WACAPOL’S FOUNDING PRINCIPLES
WACAPOL’s founding principles are based on the insight of Michael Hadcock, a Unilever chief-engineer, with 25 years’ experience in the palm oil industry, including turns at Okitipupa, NIFOR and TOPP.
He recognized the need for a simple, efficient and robust crude palm oil mill that would be suitable for operation in remote locations, scalable and affordable.
In the 1980s, he was commissioned by the United Nations Food and Agriculture Organisation to develop and trial a prototype, which was the forerunner of WACAPOL’s Crude Palm Oil Mill.
Michael was made a Yoruba Chief of Igbodigo in Ondo State, Nigeria for his contribution to the welfare of the local community.
Michael Hadcock, Unilever Chief Engineer and Yoruba Chief of Igbodigo in Ondo State, Nigeria with his wife Rosemary
Mark Hadcock
Mark Hadcock is CEO of WACAPOL Mills Ltd, has been WACAPOL’s principal promoter since 2008 and has an encyclopaedic knowledge of the oil palm sector.

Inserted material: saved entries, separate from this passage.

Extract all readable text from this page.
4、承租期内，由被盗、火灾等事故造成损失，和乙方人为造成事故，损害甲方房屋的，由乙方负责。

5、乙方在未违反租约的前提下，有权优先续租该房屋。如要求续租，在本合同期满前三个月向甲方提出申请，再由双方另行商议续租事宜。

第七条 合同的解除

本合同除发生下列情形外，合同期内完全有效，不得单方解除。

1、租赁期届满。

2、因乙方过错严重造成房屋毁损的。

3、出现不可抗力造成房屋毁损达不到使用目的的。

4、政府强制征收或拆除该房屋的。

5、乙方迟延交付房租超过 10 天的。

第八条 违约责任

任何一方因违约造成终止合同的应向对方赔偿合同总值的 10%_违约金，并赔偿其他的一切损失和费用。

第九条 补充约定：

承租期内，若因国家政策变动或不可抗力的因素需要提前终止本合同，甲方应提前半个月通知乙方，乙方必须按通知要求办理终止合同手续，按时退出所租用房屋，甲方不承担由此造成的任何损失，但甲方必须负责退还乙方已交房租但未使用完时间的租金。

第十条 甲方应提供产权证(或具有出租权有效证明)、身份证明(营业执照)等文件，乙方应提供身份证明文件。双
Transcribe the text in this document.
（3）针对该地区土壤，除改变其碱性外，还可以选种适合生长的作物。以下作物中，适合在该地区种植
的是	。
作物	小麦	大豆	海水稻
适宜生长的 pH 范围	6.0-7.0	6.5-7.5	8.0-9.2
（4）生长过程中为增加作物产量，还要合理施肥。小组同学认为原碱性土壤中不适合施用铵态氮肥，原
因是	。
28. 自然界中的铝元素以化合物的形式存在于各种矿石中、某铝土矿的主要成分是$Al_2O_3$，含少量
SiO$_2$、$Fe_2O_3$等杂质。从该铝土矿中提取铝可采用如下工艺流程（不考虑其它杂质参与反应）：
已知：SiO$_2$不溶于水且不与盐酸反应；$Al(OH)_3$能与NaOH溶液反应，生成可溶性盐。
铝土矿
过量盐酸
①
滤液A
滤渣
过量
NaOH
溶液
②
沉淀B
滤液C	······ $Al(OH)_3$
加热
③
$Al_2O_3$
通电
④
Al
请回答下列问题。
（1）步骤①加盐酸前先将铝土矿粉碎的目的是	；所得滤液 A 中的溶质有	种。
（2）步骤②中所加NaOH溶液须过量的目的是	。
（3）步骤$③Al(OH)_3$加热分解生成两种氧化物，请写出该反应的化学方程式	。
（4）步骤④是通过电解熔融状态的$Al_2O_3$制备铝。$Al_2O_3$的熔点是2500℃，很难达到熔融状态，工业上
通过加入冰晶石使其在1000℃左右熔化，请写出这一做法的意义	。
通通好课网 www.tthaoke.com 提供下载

Before that, he was involved in City Loft Developments, a property developer, as Finance Director from 2000 to 2007, during which time it grew from 6 to 60 employees, entered into a joint venture with Lehman Brothers, obtained an AIM listing and then went from public to private.
He started work in commodities as a cocoa crop forecaster in Ivory Coast and setting up a buying operation in Nigeria. In 1996 he became Finance Director of Daarnhouwer (UK), a niche commodity trading company. He has a BSc. in Agricultural Economics from University of Reading.
Anthony Berendt
Anthony Berendt is CFO of WACAPOL Mills Ltd and has worked with WACAPOL since 2010.
He has been involved in a number of entrepreneurial businesses and is a finance, legal and management professional with a blue-chip background in the City of London with NM Rothschild & Sons Ltd and Theodore Goddard.
He is a qualified lawyer, a Sloan Fellow (MSc. in Management) of London Business School and has a BA in Modern History from University of Oxford.